Wilmore D W
Clin Endocrinol Metab. 1976 Nov;5(3):731-45. doi: 10.1016/s0300-595x(76)80048-5.
During the initial shock or 'ebb' phase of injury, body glucose (serum glucose concentration X glucose space) is significantly increased but mass flow to peripheral tissue is only slightly altered. During the 'flow' or hypermetabolic phase of injury, mass flow of glucose is markedly increased, related to the extent of injury and directed primarily by increased sympathetic nervous system activity. Increased hepatic gluconeogenesis provides glucose which is converted to three-carbon precursors in the periphery and returns to the liver for reconversion to new glucose, utilising the Cori and alanine cycles. Increased ureagenesis is a consequence of skeletal muscle amino acids contributing to this cycle system. This energy shuttle system produces heat, and the rate of six- to three-carbon cycling correlates closely with the increased oxygen consumption of the injured patient. The glucose cycle may be altered by hormonal administration, food intake, exercise, weight loss, pharmacological manipulation and infection, but the basic reset in hepatic glucose production and energy demands in the injured patient appears essential for the inflammatory response and tissue repair.
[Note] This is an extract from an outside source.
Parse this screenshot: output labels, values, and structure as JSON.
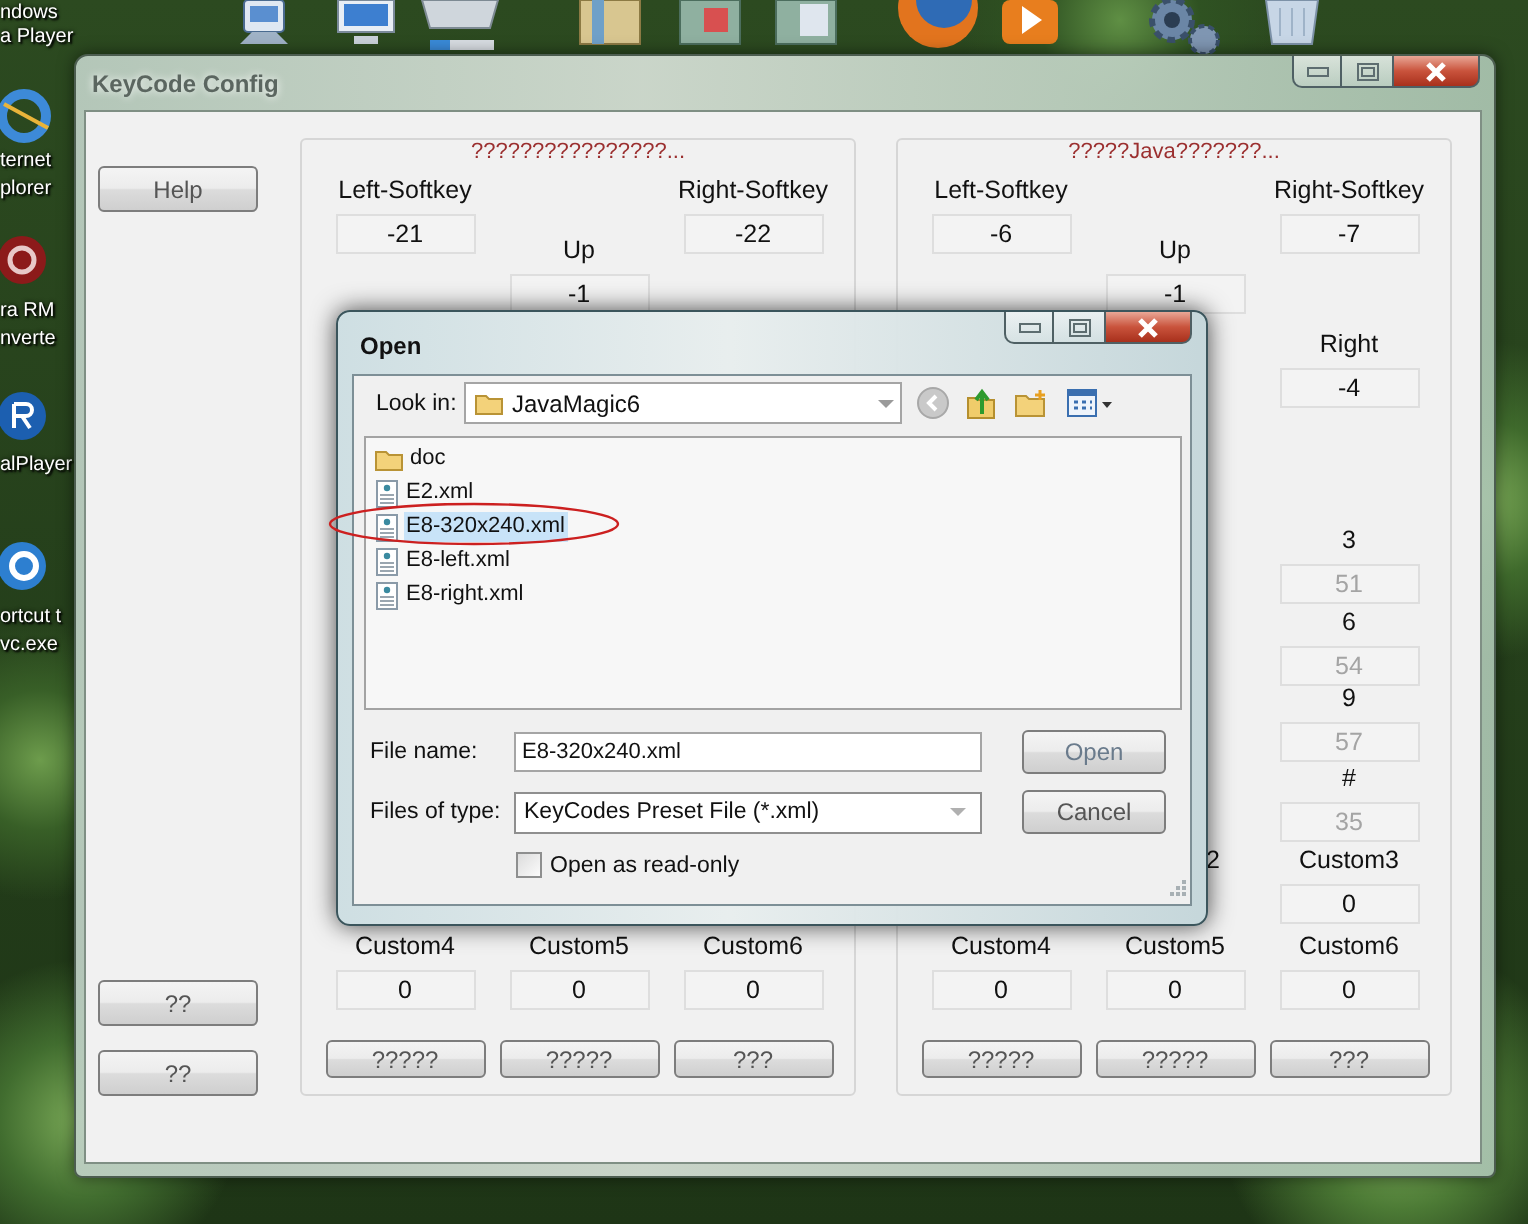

在损伤的初始休克或“潮落”阶段,机体葡萄糖(血清葡萄糖浓度×葡萄糖分布容积)显著增加,但向周围组织的物质流量仅略有改变。在损伤的“流动”或高代谢阶段,葡萄糖的物质流量显著增加,与损伤程度相关,主要由交感神经系统活动增加所驱动。肝脏糖异生增加提供葡萄糖,葡萄糖在外周转化为三碳前体,然后回到肝脏再转化为新的葡萄糖,利用科里循环和丙氨酸循环。尿素生成增加是骨骼肌氨基酸参与该循环系统的结果。这种能量穿梭系统产生热量,六碳到三碳的循环速率与受伤患者增加的耗氧量密切相关。葡萄糖循环可能会因激素给药、食物摄入、运动、体重减轻、药物操作和感染而改变,但受伤患者肝脏葡萄糖生成和能量需求的基本重置似乎对炎症反应和组织修复至关重要。